Page 1 of 1

Can I use Change capture for this ?

Posted: Mon Feb 12, 2007 9:43 am
by ady
Hi,

I have a question about how change capture works. Does change capture compare rows in the order they are located on the file, or does it look if that row exists anywhere in the file ?

let me explain ...


I have 2 versions of the same job ..... one is a server job and one is a parallel job ( they perform the same joins ). But I get about 2000 rows more than the server job in the parallel. when i do a sort on the data and perform change capture, it shows all rows as edited.

Is this b'coz the rows are sorted in a different order on both the input data because of the excess rows ? Is there a way I can use change capture here ? ..... or can I use a Lookup?

plz help me out with this ..

Posted: Mon Feb 12, 2007 3:00 pm
by ray.wurlod
In the parallel job the inputs to the Change Capture stage need not only to be sorted identically on the comparison keys but also hash partitioned identically on the comparison keys. Have you ensured that this is the case?

Change Capture stage will report whether the second input row is an edit of the first, the same as the first, does not exist in the first (an insert) or does not exist in the second (a delete).

Posted: Mon Feb 12, 2007 6:43 pm
by vijayrc
ray.wurlod wrote:In the parallel job the inputs to the Change Capture stage need not only to be sorted identically on the comparison keys but also hash partitioned identically on the comparison keys. Have you ensured ...
Ray,
Thanks for the info. Happened to try out Change Capture for the first time[after trying out Difference Stage, and also Compare Stage for one of our Compare process].
If there's a Field value difference between 'before' and 'after' dataset, would Change Capture show both the 'before' and 'after' records along with their values ?? I'm having hard-time getting this to work.
Thanks
Vijay

Posted: Mon Feb 12, 2007 7:03 pm
by DSguru2B
Change Capture Stage will capture changes as codes in an additional column. This extra column will have codes. Read about it in DS help.

Posted: Mon Feb 12, 2007 8:43 pm
by ray.wurlod
Change Capture will not yield old and new. Its output is a "change" Data Set that can be reapplied to the "before" Data Set to reproduce the "after" Data Set using a Change Apply stage.

Posted: Tue Feb 13, 2007 9:00 am
by ady
ray.wurlod wrote:In the parallel job the inputs to the Change Capture stage need not only to be sorted identically on the comparison keys but also hash partitioned identically on the comparison keys. Have you ensured that this is the case?

Change Capture stage will report whether the second input row is an edit of the first, the same as the first, does not exist in the first (an insert) or does not exist in the second (a delete).

Ray,

I did sort the data identically on 1 key and hash partitioned it. It dosent seem to be working for me.

I have a question.
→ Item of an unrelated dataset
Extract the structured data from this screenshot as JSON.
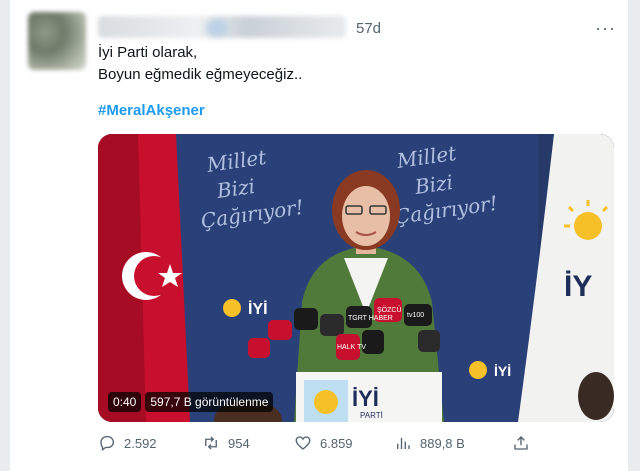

I have 2 data sets with 1 column and data like:

1
2
3
5
6
7
8


and


1
2
3
4
5
6
7
8


when I do a change capture on these 2 data sets it should give out the value "4" as the only changed (insert) row right ?

or will it compare the datasets as 3 to 4, 4 to 5, 5 to 6,7 to 8 and finally 8 in the second dataset as an insert?. Theoritically it should give out only 4 as the change ..... am i right ?

HI

Posted: Tue Feb 13, 2007 10:35 am
by umamahes
If you set Drop out for edit = false
and Drop out for insert=false

It will give only the changed and new record

Thanks
Uma

Posted: Tue Feb 13, 2007 2:41 pm
by ray.wurlod
While being aware of the Drop... properties that Uma suggests, which all default to False, why don't you experiment?

There is a match for Key column where value is one of 5,6,7,8. The Compare stage is not positional - it requires the Key column to match and then performs a comparison on all change columns. In your case, because there is a match on Key and no change columns, the Change Capture stage does not include these rows in a "change" Data Set on its output.

Posted: Sat Feb 24, 2007 8:41 am
by HSBCdev
What do you have 'Change Mode' set to? Have you explicitly defined your keys and your values?